I can imagine that his disciples, his inner circle, never quite knew what to expect when an audience drew near. He might heal on the Sabbath, breaking the rules, or claim to have authority like King David. He’d controversially touch lepers and hang out with women with bad reputations. Occasionally he’d even overturn the tables in the temple.
Many of his followers thought he was trying to pick a fight. And they were all in. They loved it. They were insurgents. They couldn’t wait to go to war. And when they found out this wasn’t the goal they were heart broken. They thought they were starting an alternative kingdom. A lateral move. A course readjustment, when in fact, Jesus was calling for something entirely new. Not just revolution, but evolution. New wine. And it was still fermenting. Expanding. And the old ways were going to burst, like old, cracked wineskins.
Jesus preached a new kingdom, an eternal one. It wasn’t one to be pursued. No, instead it was coming towards you. It was drawing near. The questions was, would you open up to it? Would you trust it? Surrender to it? Let it have its way?
This kingdom begins in the heart. That is soil where the kingdom is planted and grows. And it expands outward. It pours out like wine. It shines like light through the cracks. It grows like a tree. And the fruit of this kingdom is deeply generous. It is filled with peace. It is gentle but filled with courage.
It leads with weakness instead of strength. The leaders serve. The greatest seek to remain at the margins and not vie for attention at the center. In other words, this kingdom is backwards. It is upside down. If it isn’t right, it is foolishness. If it isn’t true, it is absurd.
Jesus says blessed are the hungry. The unsatisfied. The ones who are suffering. Why, because in their discontent, they are looking for more. In their craving, they just might see past the illusions of worldly contentment and notice the fact that their hearts are longing for something more. Something more than ‘likes’ and staying forever young. Something more permanent than a moment of snapchat glory. Something solid. Something that will last.

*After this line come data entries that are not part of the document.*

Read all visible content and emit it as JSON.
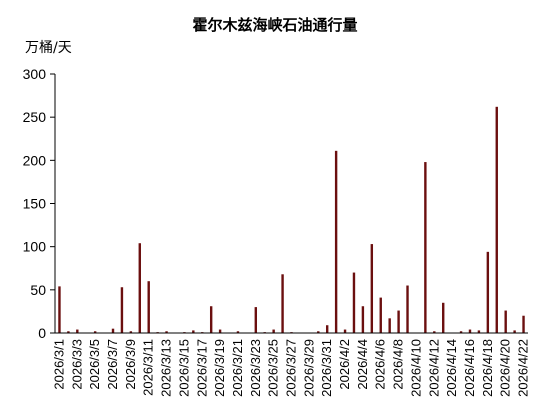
{
  "chart_data": {
    "type": "bar",
    "title": "霍尔木兹海峡石油通行量",
    "ylabel": "万桶/天",
    "xlabel": "",
    "ylim": [
      0,
      300
    ],
    "yticks": [
      0,
      50,
      100,
      150,
      200,
      250,
      300
    ],
    "grid": false,
    "legend": "none",
    "bar_color": "#6b0f0f",
    "categories": [
      "2026/3/1",
      "2026/3/2",
      "2026/3/3",
      "2026/3/4",
      "2026/3/5",
      "2026/3/6",
      "2026/3/7",
      "2026/3/8",
      "2026/3/9",
      "2026/3/10",
      "2026/3/11",
      "2026/3/12",
      "2026/3/13",
      "2026/3/14",
      "2026/3/15",
      "2026/3/16",
      "2026/3/17",
      "2026/3/18",
      "2026/3/19",
      "2026/3/20",
      "2026/3/21",
      "2026/3/22",
      "2026/3/23",
      "2026/3/24",
      "2026/3/25",
      "2026/3/26",
      "2026/3/27",
      "2026/3/28",
      "2026/3/29",
      "2026/3/30",
      "2026/3/31",
      "2026/4/1",
      "2026/4/2",
      "2026/4/3",
      "2026/4/4",
      "2026/4/5",
      "2026/4/6",
      "2026/4/7",
      "2026/4/8",
      "2026/4/9",
      "2026/4/10",
      "2026/4/11",
      "2026/4/12",
      "2026/4/13",
      "2026/4/14",
      "2026/4/15",
      "2026/4/16",
      "2026/4/17",
      "2026/4/18",
      "2026/4/19",
      "2026/4/20",
      "2026/4/21",
      "2026/4/22"
    ],
    "xtick_labels": [
      "2026/3/1",
      "2026/3/3",
      "2026/3/5",
      "2026/3/7",
      "2026/3/9",
      "2026/3/11",
      "2026/3/13",
      "2026/3/15",
      "2026/3/17",
      "2026/3/19",
      "2026/3/21",
      "2026/3/23",
      "2026/3/25",
      "2026/3/27",
      "2026/3/29",
      "2026/3/31",
      "2026/4/2",
      "2026/4/4",
      "2026/4/6",
      "2026/4/8",
      "2026/4/10",
      "2026/4/12",
      "2026/4/14",
      "2026/4/16",
      "2026/4/18",
      "2026/4/20",
      "2026/4/22"
    ],
    "values": [
      54,
      2,
      4,
      0,
      2,
      0,
      5,
      53,
      2,
      104,
      60,
      1,
      2,
      0,
      1,
      3,
      1,
      31,
      4,
      0,
      2,
      0,
      30,
      1,
      4,
      68,
      1,
      0,
      0,
      2,
      9,
      211,
      4,
      70,
      31,
      103,
      41,
      17,
      26,
      55,
      0,
      198,
      2,
      35,
      0,
      2,
      4,
      3,
      94,
      262,
      26,
      3,
      20
    ]
  }
}
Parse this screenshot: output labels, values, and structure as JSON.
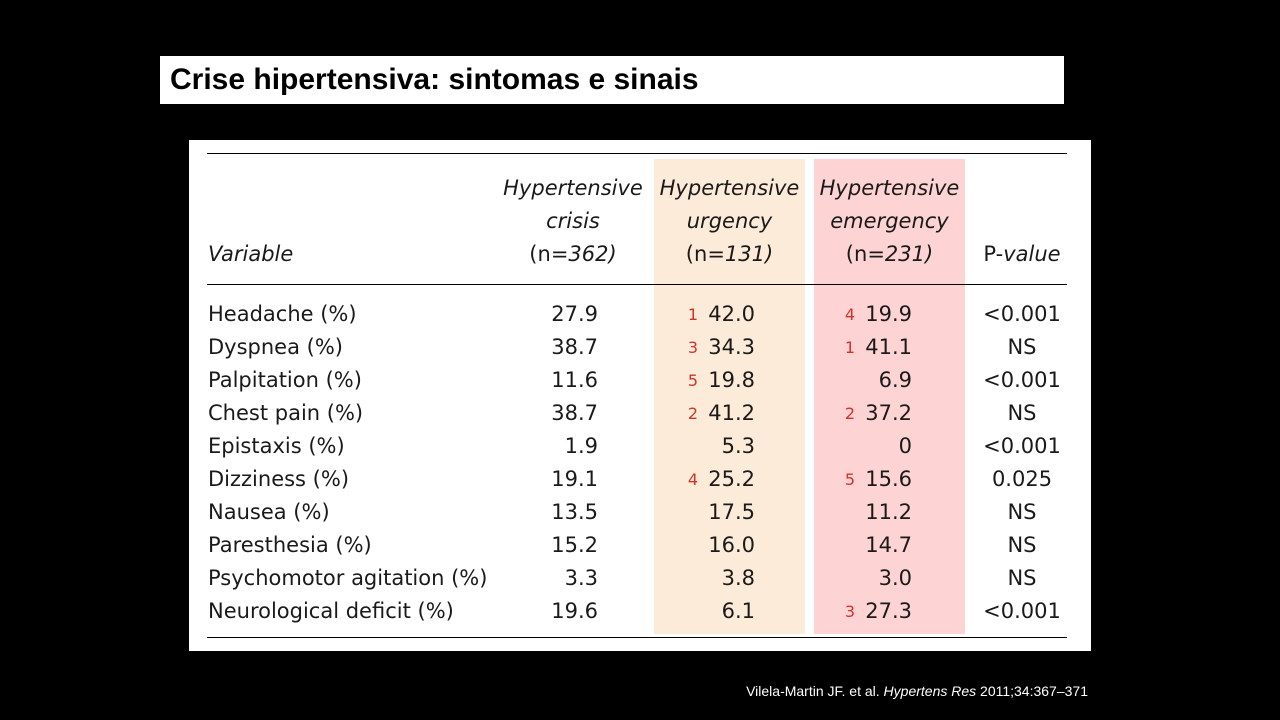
{
  "title": "Crise hipertensiva: sintomas e sinais",
  "colors": {
    "urgency_bg": "#fcebd8",
    "emergency_bg": "#fdd3d3",
    "rank_color": "#d1332b",
    "slide_bg": "#000000"
  },
  "table": {
    "headers": {
      "variable": "Variable",
      "crisis_line1": "Hypertensive",
      "crisis_line2": "crisis",
      "crisis_n_prefix": "(n",
      "crisis_n_eq": "=",
      "crisis_n_val": "362)",
      "urgency_line1": "Hypertensive",
      "urgency_line2": "urgency",
      "urgency_n_prefix": "(n",
      "urgency_n_eq": "=",
      "urgency_n_val": "131)",
      "emergency_line1": "Hypertensive",
      "emergency_line2": "emergency",
      "emergency_n_prefix": "(n",
      "emergency_n_eq": "=",
      "emergency_n_val": "231)",
      "pvalue_prefix": "P-",
      "pvalue_suffix": "value"
    },
    "rows": [
      {
        "variable": "Headache (%)",
        "crisis": "27.9",
        "urgency": "42.0",
        "urgency_rank": "1",
        "emergency": "19.9",
        "emergency_rank": "4",
        "p": "<0.001"
      },
      {
        "variable": "Dyspnea (%)",
        "crisis": "38.7",
        "urgency": "34.3",
        "urgency_rank": "3",
        "emergency": "41.1",
        "emergency_rank": "1",
        "p": "NS"
      },
      {
        "variable": "Palpitation (%)",
        "crisis": "11.6",
        "urgency": "19.8",
        "urgency_rank": "5",
        "emergency": "6.9",
        "emergency_rank": "",
        "p": "<0.001"
      },
      {
        "variable": "Chest pain (%)",
        "crisis": "38.7",
        "urgency": "41.2",
        "urgency_rank": "2",
        "emergency": "37.2",
        "emergency_rank": "2",
        "p": "NS"
      },
      {
        "variable": "Epistaxis (%)",
        "crisis": "1.9",
        "urgency": "5.3",
        "urgency_rank": "",
        "emergency": "0",
        "emergency_rank": "",
        "p": "<0.001"
      },
      {
        "variable": "Dizziness (%)",
        "crisis": "19.1",
        "urgency": "25.2",
        "urgency_rank": "4",
        "emergency": "15.6",
        "emergency_rank": "5",
        "p": "0.025"
      },
      {
        "variable": "Nausea (%)",
        "crisis": "13.5",
        "urgency": "17.5",
        "urgency_rank": "",
        "emergency": "11.2",
        "emergency_rank": "",
        "p": "NS"
      },
      {
        "variable": "Paresthesia (%)",
        "crisis": "15.2",
        "urgency": "16.0",
        "urgency_rank": "",
        "emergency": "14.7",
        "emergency_rank": "",
        "p": "NS"
      },
      {
        "variable": "Psychomotor agitation (%)",
        "crisis": "3.3",
        "urgency": "3.8",
        "urgency_rank": "",
        "emergency": "3.0",
        "emergency_rank": "",
        "p": "NS"
      },
      {
        "variable": "Neurological deficit (%)",
        "crisis": "19.6",
        "urgency": "6.1",
        "urgency_rank": "",
        "emergency": "27.3",
        "emergency_rank": "3",
        "p": "<0.001"
      }
    ]
  },
  "citation": {
    "authors": "Vilela-Martin JF. et al. ",
    "journal": "Hypertens Res",
    "details": " 2011;34:367–371"
  }
}
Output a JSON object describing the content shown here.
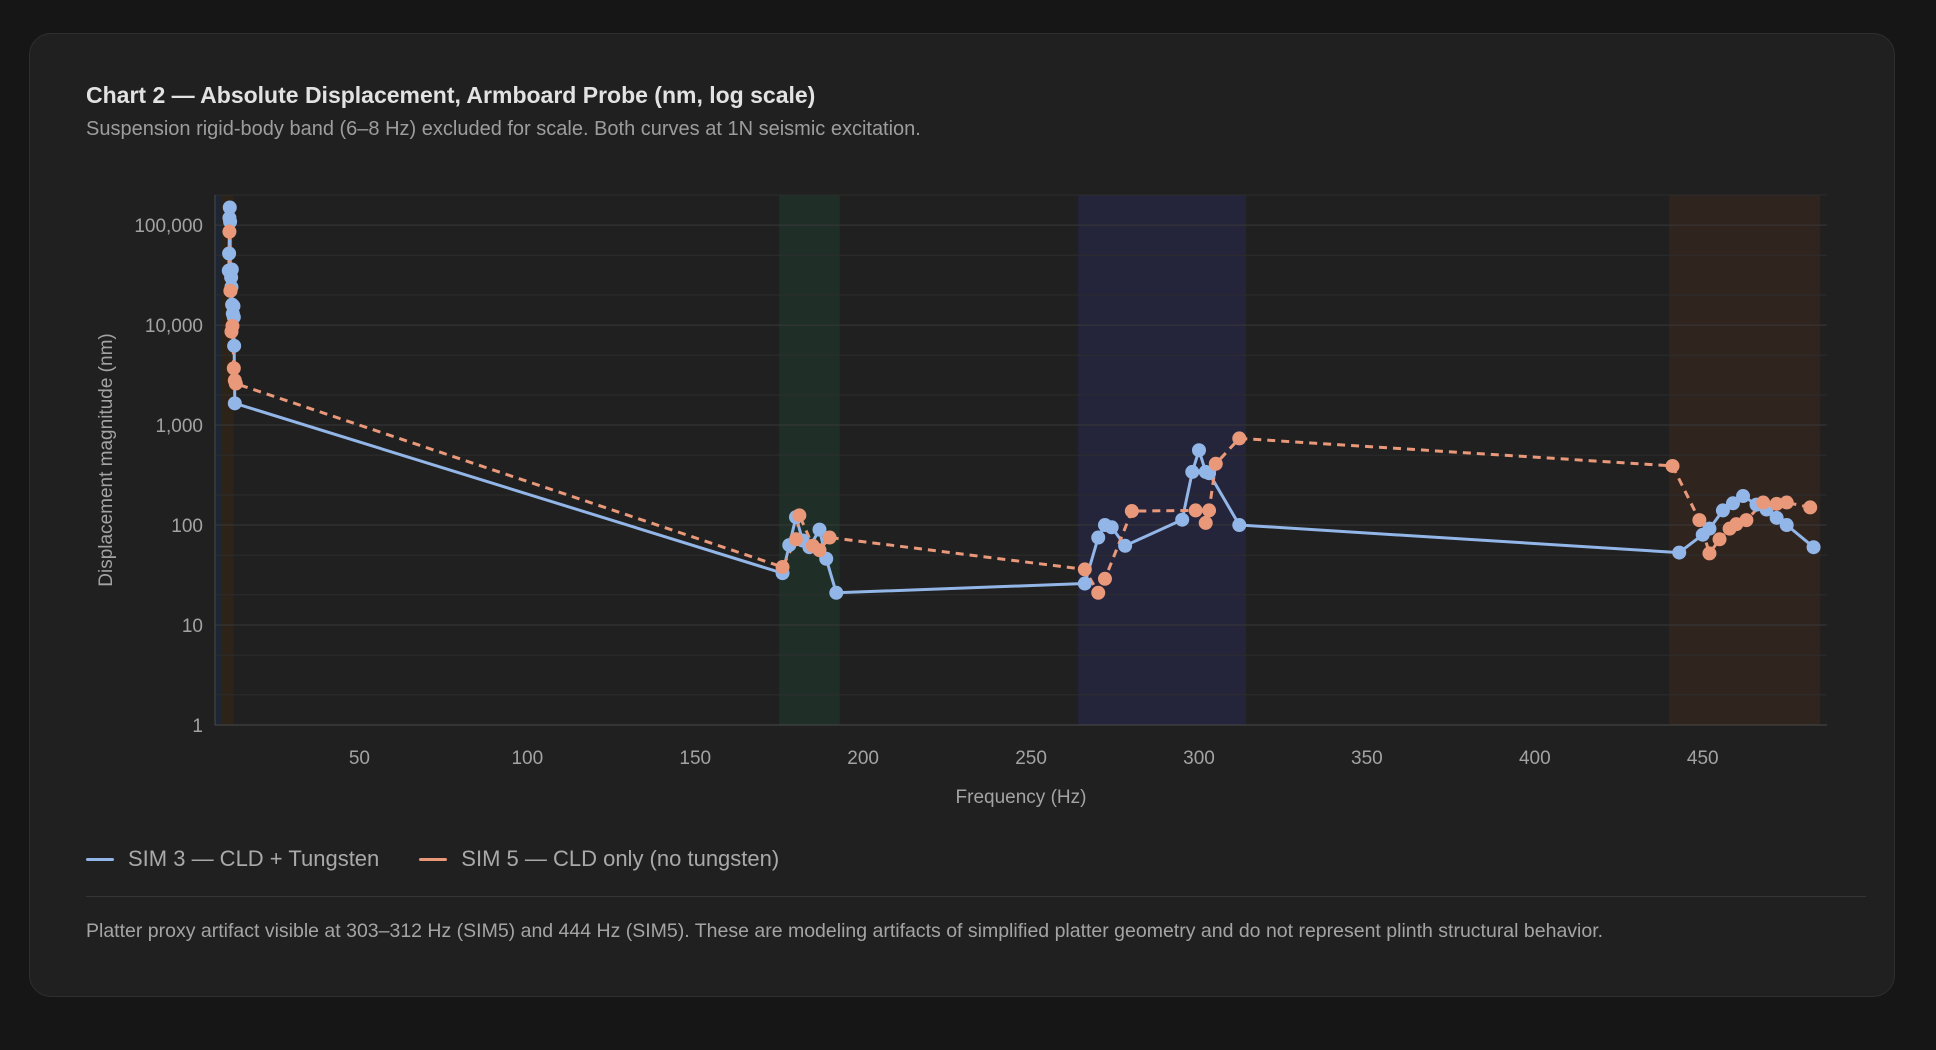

According to Jesus, the ones to be pitied are those that are full and content. Those of us that are comfortable. Who have a little extra put aside for a rainy day. Who have found a comfortable rhythm and are slowing growing numb to the fact that our lives are meant for so much more.
Because the kingdom is continuing to expand. And today, it can feel like the church is as invested in worldly comfort as anyone. Maybe even more so. It feels like we’ve lost our way. And instead of going to war, we need to expand. To evolve. To grow.
And this growth must be towards generosity. Towards compassion. We must see our world’s problems as our own. We must respond in compassion. This is the kingdom. This is the challenge. This is the invitation.
As we study these words, my prayer is that the old ways in me can soften. That my heart will not resist, but grow. That I’m willing to yield control and comfort for the sake of others in need. And trust the fact that a meaningful life is not something we grasp today, but invest in for tomorrow.